Nella sottostante figura, le rimozioni dei solidi sospesi operate dalle due tipologie di separatori
sono diagrammate in funzione del rapporto fra la portata di adduzione delle acque meteoriche di
dilavamento e l’area della superficie di sedimentazione del separatore.
Stante la portata di progetto del modello SI/60 (60 l/s) e l’area della sezione della camera a vortice
(3,27 m2) risulta una portata unitaria di operazione del separatore di 18,3 l/s x m2. In tali condizioni
di carico idraulico, il modello SI/60 rimuove l’80 % dei solidi sospesi mentre la rimozione operata
da un separatore statico avente la stessa area di sedimentazione è inferiore al 40 %.

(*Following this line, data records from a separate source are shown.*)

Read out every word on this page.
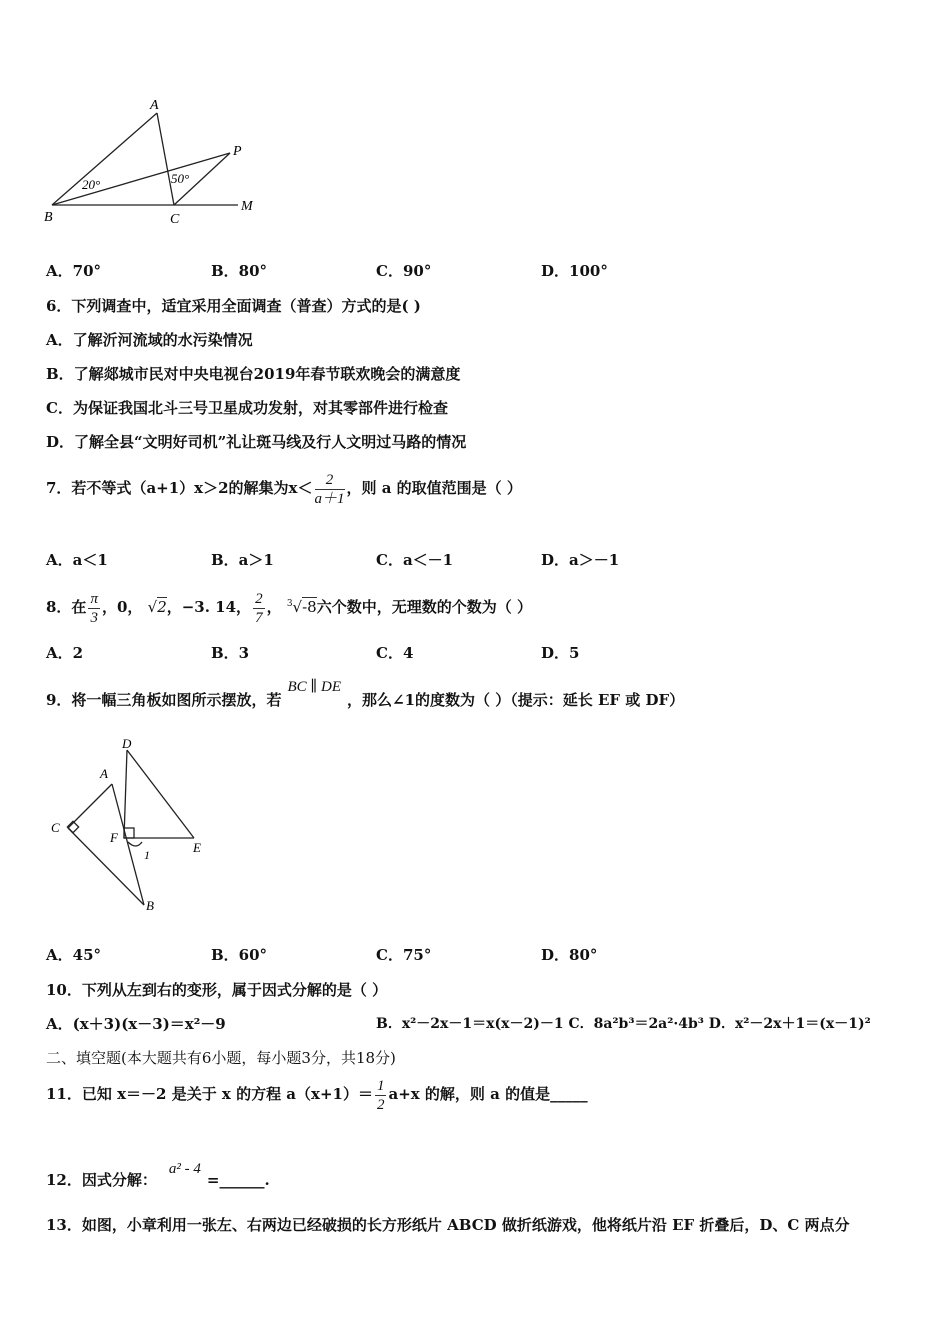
A
P
B	C
M
20°	50°
A．70°	B．80°	C．90°	D．100°
6．下列调查中，适宜采用全面调查（普查）方式的是( )
A．了解沂河流域的水污染情况
B．了解郯城市民对中央电视台2019年春节联欢晚会的满意度
C．为保证我国北斗三号卫星成功发射，对其零部件进行检查
D．了解全县“文明好司机”礼让斑马线及行人文明过马路的情况
7．若不等式（a+1）x＞2的解集为$x< \frac{2}{a+1}$ ，则 a 的取值范围是（ ）
A．a＜1	B．a＞1	C．a＜－1	D．a＞－1
8．在 $\frac{\pi}{3}$ ，0， √2，−3. 14， $\frac{2}{7}$ ， $^3$√-8六个数中，无理数的个数为（ ）
A．2	B．3	C．4	D．5
9．将一幅三角板如图所示摆放，若BC ∥ DE，那么∠1的度数为（ ）（提示：延长 EF 或 DF）
D
A
C
F
E
1
B
A．45°	B．60°	C．75°	D．80°
10．下列从左到右的变形，属于因式分解的是（ ）
A．(x＋3)(x－3)＝x²－9	B．x²－2x－1＝x(x－2)－1 C．8a²b³＝2a²·4b³ D．x²－2x＋1＝(x－1)²
二、填空题(本大题共有6小题，每小题3分，共18分)
11．已知 x＝－2 是关于 x 的方程 $a(x+1)= \frac{1}{2} a+x$ 的解，则 a 的值是_____
12．因式分解：a² - 4=______.
13．如图，小章利用一张左、右两边已经破损的长方形纸片 ABCD 做折纸游戏，他将纸片沿 EF 折叠后，D、C 两点分
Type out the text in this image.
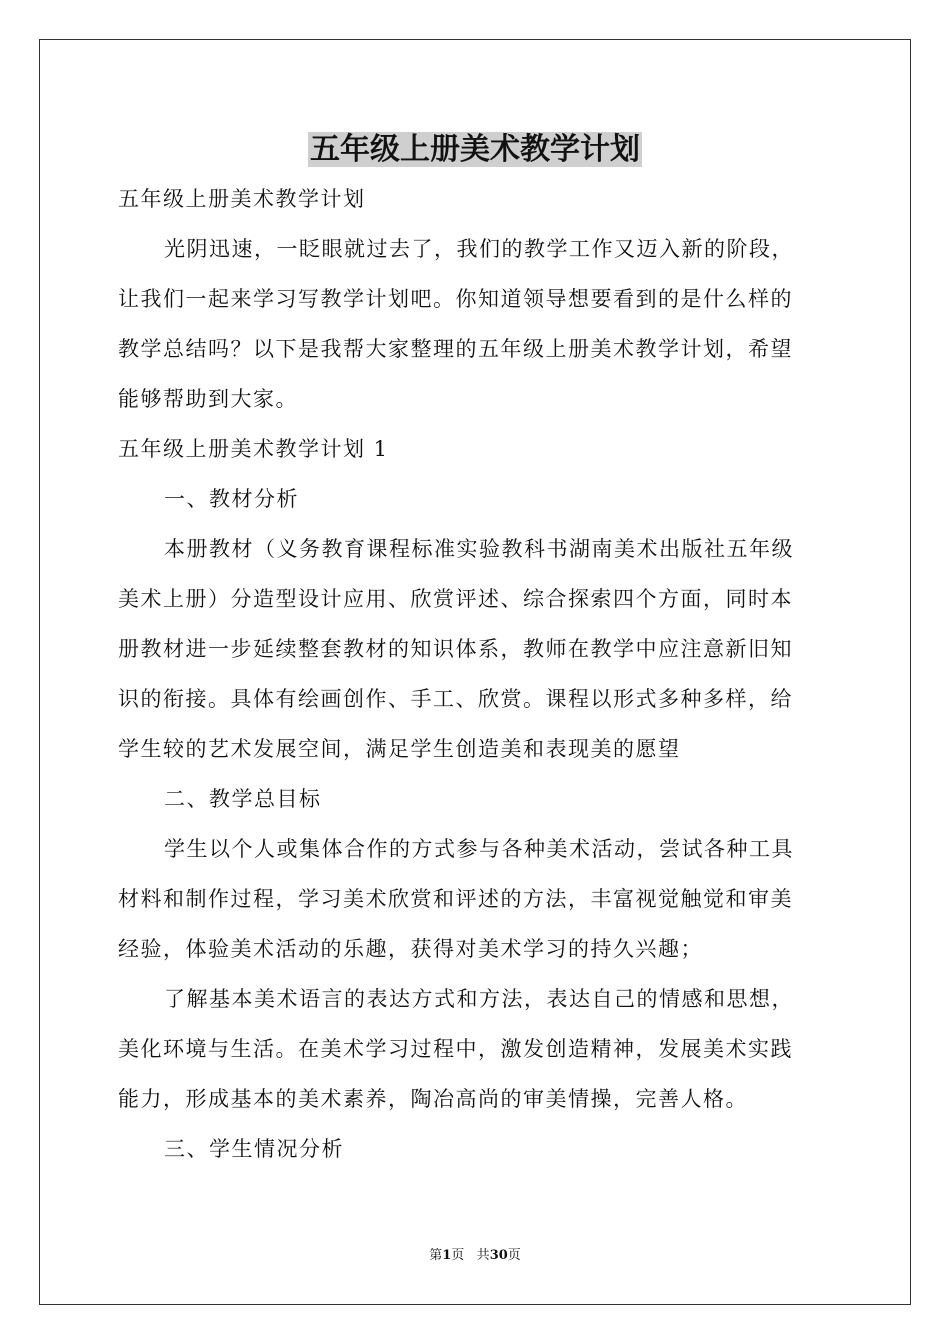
五年级上册美术教学计划

五年级上册美术教学计划

光阴迅速，一眨眼就过去了，我们的教学工作又迈入新的阶段，

让我们一起来学习写教学计划吧。你知道领导想要看到的是什么样的

教学总结吗？以下是我帮大家整理的五年级上册美术教学计划，希望

能够帮助到大家。

五年级上册美术教学计划 1

一、教材分析

本册教材（义务教育课程标准实验教科书湖南美术出版社五年级

美术上册）分造型设计应用、欣赏评述、综合探索四个方面，同时本

册教材进一步延续整套教材的知识体系，教师在教学中应注意新旧知

识的衔接。具体有绘画创作、手工、欣赏。课程以形式多种多样，给

学生较的艺术发展空间，满足学生创造美和表现美的愿望

二、教学总目标

学生以个人或集体合作的方式参与各种美术活动，尝试各种工具

材料和制作过程，学习美术欣赏和评述的方法，丰富视觉触觉和审美

经验，体验美术活动的乐趣，获得对美术学习的持久兴趣；

了解基本美术语言的表达方式和方法，表达自己的情感和思想，

美化环境与生活。在美术学习过程中，激发创造精神，发展美术实践

能力，形成基本的美术素养，陶冶高尚的审美情操，完善人格。

三、学生情况分析

第1页 共30页
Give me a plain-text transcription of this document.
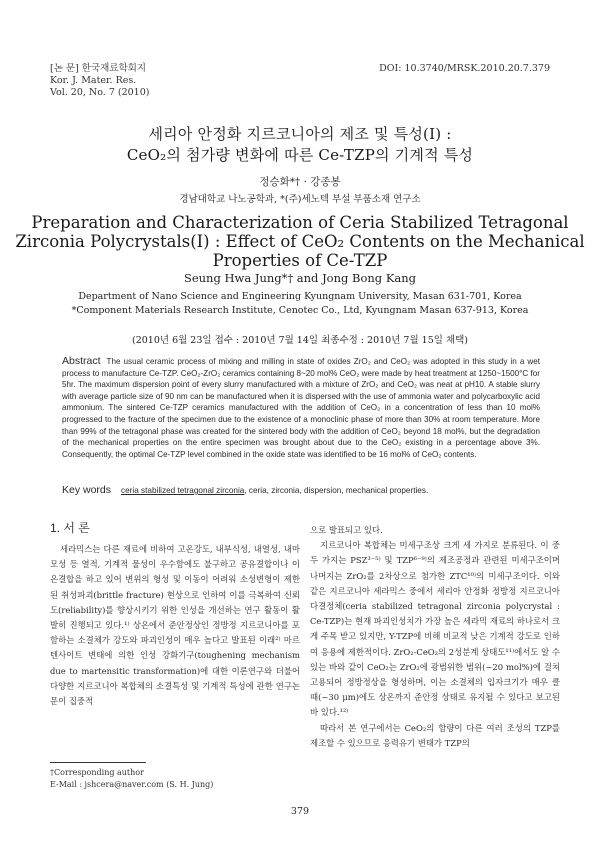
[논 문] 한국재료학회지
Kor. J. Mater. Res.
Vol. 20, No. 7 (2010)
DOI: 10.3740/MRSK.2010.20.7.379
세리아 안정화 지르코니아의 제조 및 특성(I) :
CeO₂의 첨가량 변화에 따른 Ce-TZP의 기계적 특성
정승화*† · 강종봉
경남대학교 나노공학과, *(주)세노텍 부설 부품소재 연구소
Preparation and Characterization of Ceria Stabilized Tetragonal
Zirconia Polycrystals(I) : Effect of CeO₂ Contents on the Mechanical
Properties of Ce-TZP
Seung Hwa Jung*† and Jong Bong Kang
Department of Nano Science and Engineering Kyungnam University, Masan 631-701, Korea
*Component Materials Research Institute, Cenotec Co., Ltd, Kyungnam Masan 637-913, Korea
(2010년 6월 23일 접수 : 2010년 7월 14일 최종수정 : 2010년 7월 15일 채택)
Abstract The usual ceramic process of mixing and milling in state of oxides ZrO₂ and CeO₂ was adopted in this study in a wet process to manufacture Ce-TZP. CeO₂-ZrO₂ ceramics containing 8~20 mol% CeO₂ were made by heat treatment at 1250~1500°C for 5hr. The maximum dispersion point of every slurry manufactured with a mixture of ZrO₂ and CeO₂ was neat at pH10. A stable slurry with average particle size of 90 nm can be manufactured when it is dispersed with the use of ammonia water and polycarboxylic acid ammonium. The sintered Ce-TZP ceramics manufactured with the addition of CeO₂ in a concentration of less than 10 mol% progressed to the fracture of the specimen due to the existence of a monoclinic phase of more than 30% at room temperature. More than 99% of the tetragonal phase was created for the sintered body with the addition of CeO₂ beyond 18 mol%, but the degradation of the mechanical properties on the entire specimen was brought about due to the CeO₂ existing in a percentage above 3%. Consequently, the optimal Ce-TZP level combined in the oxide state was identified to be 16 mol% of CeO₂ contents.
Key words ceria stabilized tetragonal zirconia, ceria, zirconia, dispersion, mechanical properties.
1. 서 론

세라믹스는 다른 재료에 비하여 고온강도, 내부식성, 내열성, 내마모성 등 열적, 기계적 물성이 우수함에도 불구하고 공유결합이나 이온결합을 하고 있어 변위의 형성 및 이동이 어려워 소성변형이 제한된 취성파괴(brittle fracture) 현상으로 인하여 이를 극복하여 신뢰도(reliability)를 향상시키기 위한 인성을 개선하는 연구 활동이 활발히 진행되고 있다.¹⁾ 상온에서 준안정상인 정방정 지르코니아를 포함하는 소결체가 강도와 파괴인성이 매우 높다고 발표된 이래²⁾ 마르텐사이트 변태에 의한 인성 강화기구(toughening mechanism due to martensitic transformation)에 대한 이론연구와 더불어 다양한 지르코니아 복합체의 소결특성 및 기계적 특성에 관한 연구논문이 집중적

으로 발표되고 있다.

지르코니아 복합체는 미세구조상 크게 세 가지로 분류된다. 이 중 두 가지는 PSZ³⁻⁵⁾ 및 TZP⁶⁻⁹⁾의 제조공정과 관련된 미세구조이며 나머지는 ZrO₂를 2차상으로 첨가한 ZTC¹⁰⁾의 미세구조이다. 이와 같은 지르코니아 세라믹스 중에서 세리아 안정화 정방정 지르코니아 다결정체(ceria stabilized tetragonal zirconia polycrystal : Ce-TZP)는 현재 파괴인성치가 가장 높은 세라믹 재료의 하나로서 크게 주목 받고 있지만, Y-TZP에 비해 비교적 낮은 기계적 강도로 인하여 응용에 제한적이다. ZrO₂-CeO₂의 2성분계 상태도¹¹⁾에서도 알 수 있는 바와 같이 CeO₂는 ZrO₂에 광범위한 범위(~20 mol%)에 걸쳐 고용되어 정방정상을 형성하며, 이는 소결체의 입자크기가 매우 클 때(~30 μm)에도 상온까지 준안정 상태로 유지될 수 있다고 보고된 바 있다.¹²⁾

따라서 본 연구에서는 CeO₂의 함량이 다른 여러 조성의 TZP를 제조할 수 있으므로 응력유기 변태가 TZP의

†Corresponding author
E-Mail : jshcera@naver.com (S. H. Jung)
379
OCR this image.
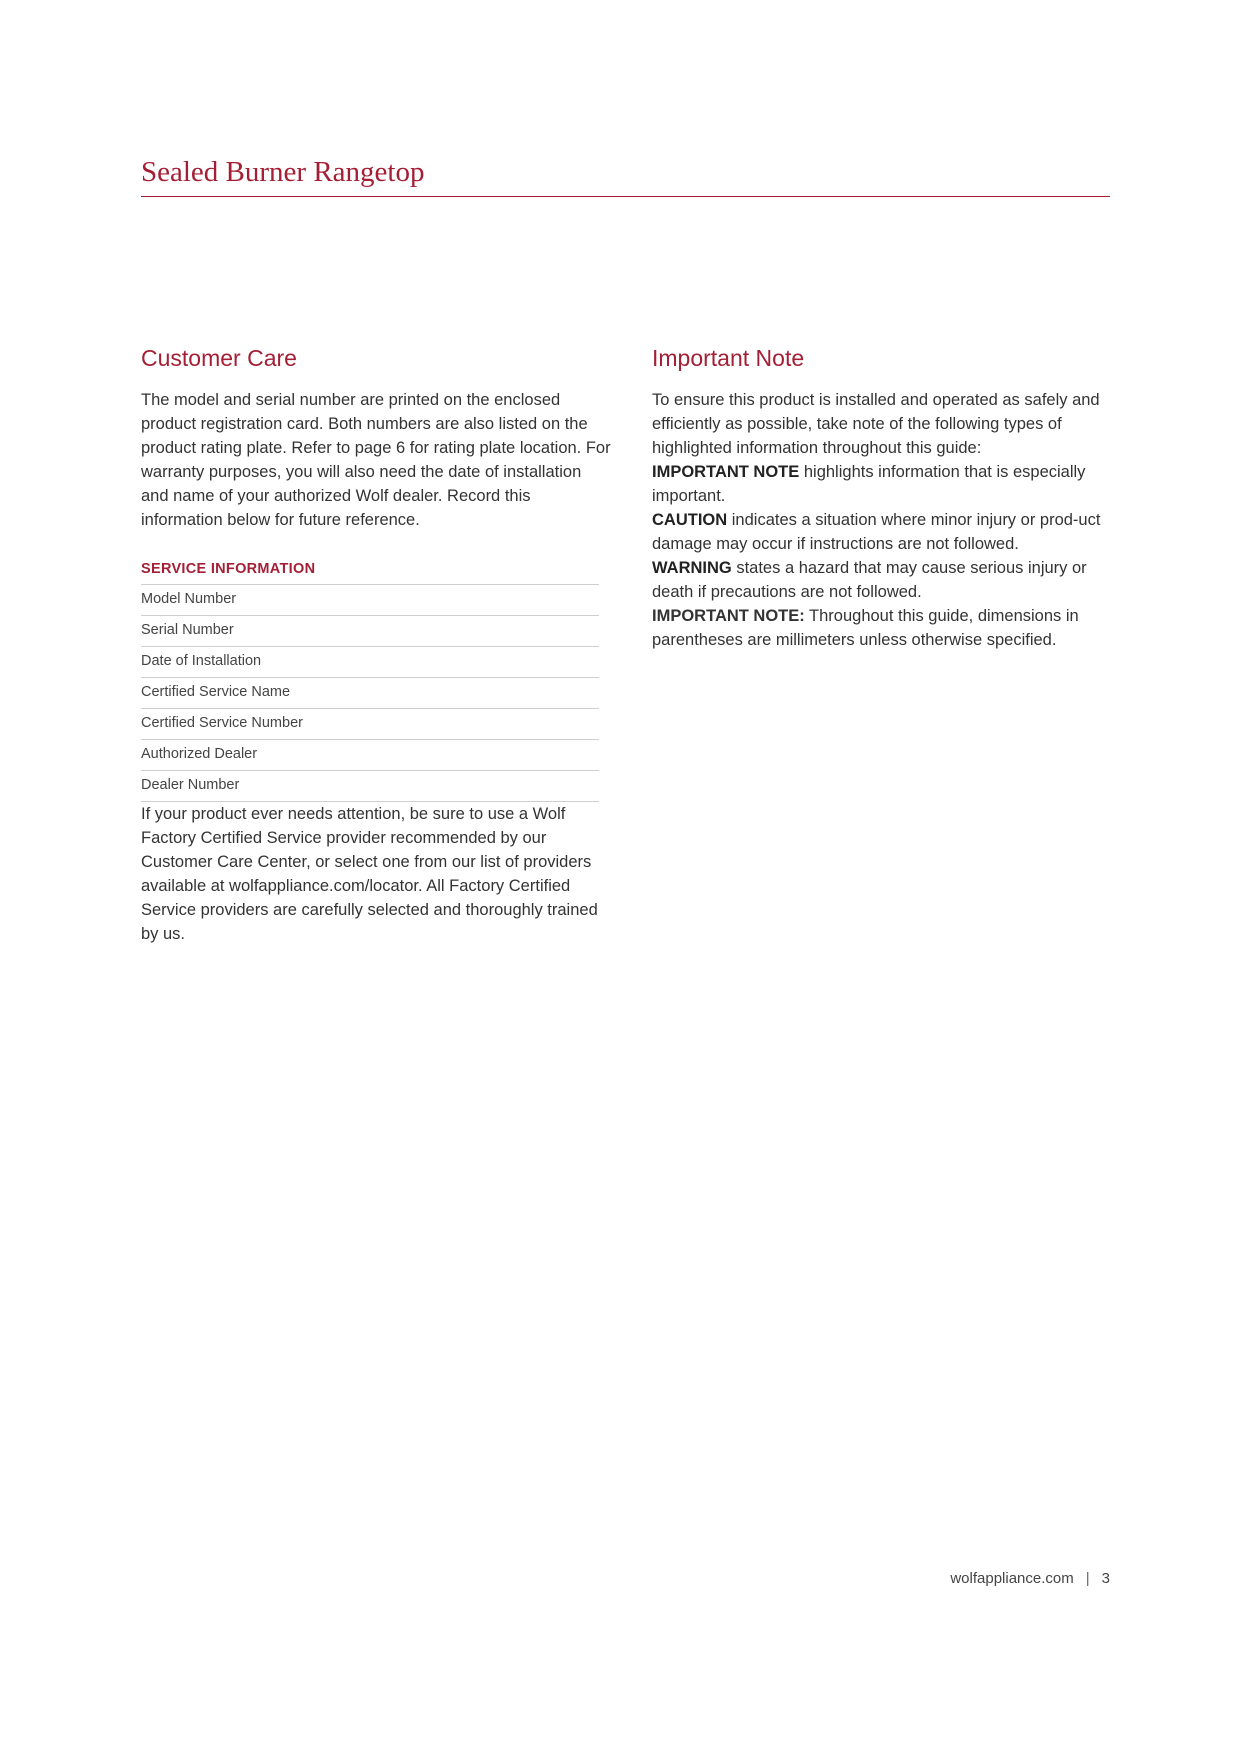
Sealed Burner Rangetop
Customer Care

The model and serial number are printed on the enclosed product registration card. Both numbers are also listed on the product rating plate. Refer to page 6 for rating plate location. For warranty purposes, you will also need the date of installation and name of your authorized Wolf dealer. Record this information below for future reference.

SERVICE INFORMATION
Model Number
Serial Number
Date of Installation
Certified Service Name
Certified Service Number
Authorized Dealer
Dealer Number

If your product ever needs attention, be sure to use a Wolf Factory Certified Service provider recommended by our Customer Care Center, or select one from our list of providers available at wolfappliance.com/locator. All Factory Certified Service providers are carefully selected and thoroughly trained by us.

Important Note

To ensure this product is installed and operated as safely and efficiently as possible, take note of the following types of highlighted information throughout this guide:

IMPORTANT NOTE highlights information that is especially important.

CAUTION indicates a situation where minor injury or prod-uct damage may occur if instructions are not followed.

WARNING states a hazard that may cause serious injury or death if precautions are not followed.

IMPORTANT NOTE: Throughout this guide, dimensions in parentheses are millimeters unless otherwise specified.

wolfappliance.com | 3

Una resa del separatore statico così esigua non deve meravigliare se si considera che le norme
emanate dai vari Stati USA in materia di trattamento delle acque meteoriche di dilavamento
assegnano al sistema “oil-grit gravity separator” una efficienza di rimozione dei solidi sospesi del
40 - 50 % che non sarebbe sufficiente a conseguire i limiti di emissione di scarico imposti in Italia.
In realtà, nella versione in lingua inglese della norma UNI EN 858-1, il comparto preposto alla
separazione e accumulo dei materiali pesanti è denominato “sludge trap” ossia “trappola del fango”
che non ha niente a che vedere con il termine “sedimentatore” riportato dal punto 3.3 della
versione italiana per il quale sarebbero necessari ben altri volumi rispetto a quello, 100 l per ogni
l/s di portata, stabilito dal punto 4.4 della UNI EN 858-2.
Pertanto, a conclusione di quanto sopra esposto, non è eccessivo affermare che il separatore
statico, così come regolamentato dalle norme UNI EN 858-1 e 2, non è una tecnologia adatta al
trattamento delle acque meteoriche di dilavamento di superfici scoperte quali piazzali, strade, ecc.